Les implants, mais aussi de très nombreux équipements médicaux, tels que des pacemakers ou des pompes à insuline, sont aujourd’hui connectés. Ils peuvent communiquer des données sur leur état de fonctionnement, sur le patient, mais aussi recevoir des paramètres. C’est évidemment une prouesse technologique quand on se met du point de vue du bien-être du patient et de la qualité du suivi médical, notamment pour les maladies chroniques. C’est également un risque : le laboratoire pharmaceutique Johnson&Johnson vient d’entrer en contact avec 114 000 patients aux Etats-Unis et au Canada afin de corriger une faille de sécurité sur l’un de ses modèles de pompe à insuline. Son boîtier de contrôle présente en effet une vulnérabilité qui, si elle est exploitée, permet d’injecter une dose d’insuline potentiellement mortelle pour son porteur.

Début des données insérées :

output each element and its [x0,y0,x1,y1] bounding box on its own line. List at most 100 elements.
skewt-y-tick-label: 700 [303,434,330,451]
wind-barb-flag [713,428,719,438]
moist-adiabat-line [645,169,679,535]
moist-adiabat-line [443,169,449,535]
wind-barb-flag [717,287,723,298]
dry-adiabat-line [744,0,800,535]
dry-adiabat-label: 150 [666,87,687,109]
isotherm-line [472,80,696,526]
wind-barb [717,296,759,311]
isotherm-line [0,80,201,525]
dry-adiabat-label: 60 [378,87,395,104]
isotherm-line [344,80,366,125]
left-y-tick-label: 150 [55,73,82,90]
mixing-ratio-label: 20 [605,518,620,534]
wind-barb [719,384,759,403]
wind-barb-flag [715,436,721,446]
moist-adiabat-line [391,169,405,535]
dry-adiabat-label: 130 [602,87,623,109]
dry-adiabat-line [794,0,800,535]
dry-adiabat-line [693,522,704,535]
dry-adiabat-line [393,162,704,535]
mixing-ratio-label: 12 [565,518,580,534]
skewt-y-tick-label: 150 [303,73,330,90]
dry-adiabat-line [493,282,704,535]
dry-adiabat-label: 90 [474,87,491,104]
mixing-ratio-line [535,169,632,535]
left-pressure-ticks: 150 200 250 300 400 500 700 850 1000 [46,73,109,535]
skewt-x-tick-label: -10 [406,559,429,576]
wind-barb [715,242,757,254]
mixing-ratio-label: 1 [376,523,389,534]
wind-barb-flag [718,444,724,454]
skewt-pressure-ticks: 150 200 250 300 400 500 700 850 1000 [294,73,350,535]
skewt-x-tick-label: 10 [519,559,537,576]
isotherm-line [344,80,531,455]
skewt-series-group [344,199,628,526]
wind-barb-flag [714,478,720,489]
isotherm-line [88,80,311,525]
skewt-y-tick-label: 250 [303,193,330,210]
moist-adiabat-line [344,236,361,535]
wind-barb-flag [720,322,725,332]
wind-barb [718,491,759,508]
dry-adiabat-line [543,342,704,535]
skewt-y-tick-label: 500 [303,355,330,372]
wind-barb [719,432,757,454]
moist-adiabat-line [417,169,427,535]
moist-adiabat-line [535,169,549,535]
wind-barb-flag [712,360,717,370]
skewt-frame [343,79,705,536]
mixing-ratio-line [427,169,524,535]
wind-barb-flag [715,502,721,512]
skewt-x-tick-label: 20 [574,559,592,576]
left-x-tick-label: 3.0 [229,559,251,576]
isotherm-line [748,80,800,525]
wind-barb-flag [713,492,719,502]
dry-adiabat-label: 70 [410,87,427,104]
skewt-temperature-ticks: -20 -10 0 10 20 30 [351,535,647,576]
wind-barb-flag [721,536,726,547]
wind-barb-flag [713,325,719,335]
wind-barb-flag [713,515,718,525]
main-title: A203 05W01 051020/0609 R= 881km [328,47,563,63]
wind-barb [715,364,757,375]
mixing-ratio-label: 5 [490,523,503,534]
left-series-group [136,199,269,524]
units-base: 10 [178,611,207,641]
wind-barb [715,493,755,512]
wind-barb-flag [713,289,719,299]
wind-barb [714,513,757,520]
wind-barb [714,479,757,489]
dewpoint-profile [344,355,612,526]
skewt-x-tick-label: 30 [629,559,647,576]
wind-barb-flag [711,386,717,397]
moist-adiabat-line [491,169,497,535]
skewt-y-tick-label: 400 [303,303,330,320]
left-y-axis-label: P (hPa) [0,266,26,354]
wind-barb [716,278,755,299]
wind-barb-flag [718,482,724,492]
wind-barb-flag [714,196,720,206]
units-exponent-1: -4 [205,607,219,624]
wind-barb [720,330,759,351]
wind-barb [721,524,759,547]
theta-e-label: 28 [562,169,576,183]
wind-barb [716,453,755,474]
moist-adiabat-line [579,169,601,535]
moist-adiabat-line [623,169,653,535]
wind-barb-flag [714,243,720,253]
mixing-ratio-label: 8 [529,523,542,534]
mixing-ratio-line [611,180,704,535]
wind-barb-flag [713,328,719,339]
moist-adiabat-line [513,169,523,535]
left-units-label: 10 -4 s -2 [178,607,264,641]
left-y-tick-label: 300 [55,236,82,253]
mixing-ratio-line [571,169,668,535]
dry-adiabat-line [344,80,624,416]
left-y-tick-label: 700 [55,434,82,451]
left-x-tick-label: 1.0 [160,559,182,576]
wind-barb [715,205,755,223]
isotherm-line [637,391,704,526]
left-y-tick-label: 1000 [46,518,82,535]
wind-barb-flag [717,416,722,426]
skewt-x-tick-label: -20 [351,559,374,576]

Jay Radcliffe, chercheur en sécurité chez Rapid7, lui-même diabétique, a ainsi démontré que la liaison de données n’était pas chiffrée, si bien qu’il était techniquement possible d’intercepter les échanges afin d’y injecter des données altérées. L’absence de tout chiffrement montre que les concepteurs de ces implants ont jusqu’à maintenant négligé l’aspect cybersécurité de leur produits, sans doute poussés par des délais de mise sur le marché trop rapides, mais aussi des contraintes techniques.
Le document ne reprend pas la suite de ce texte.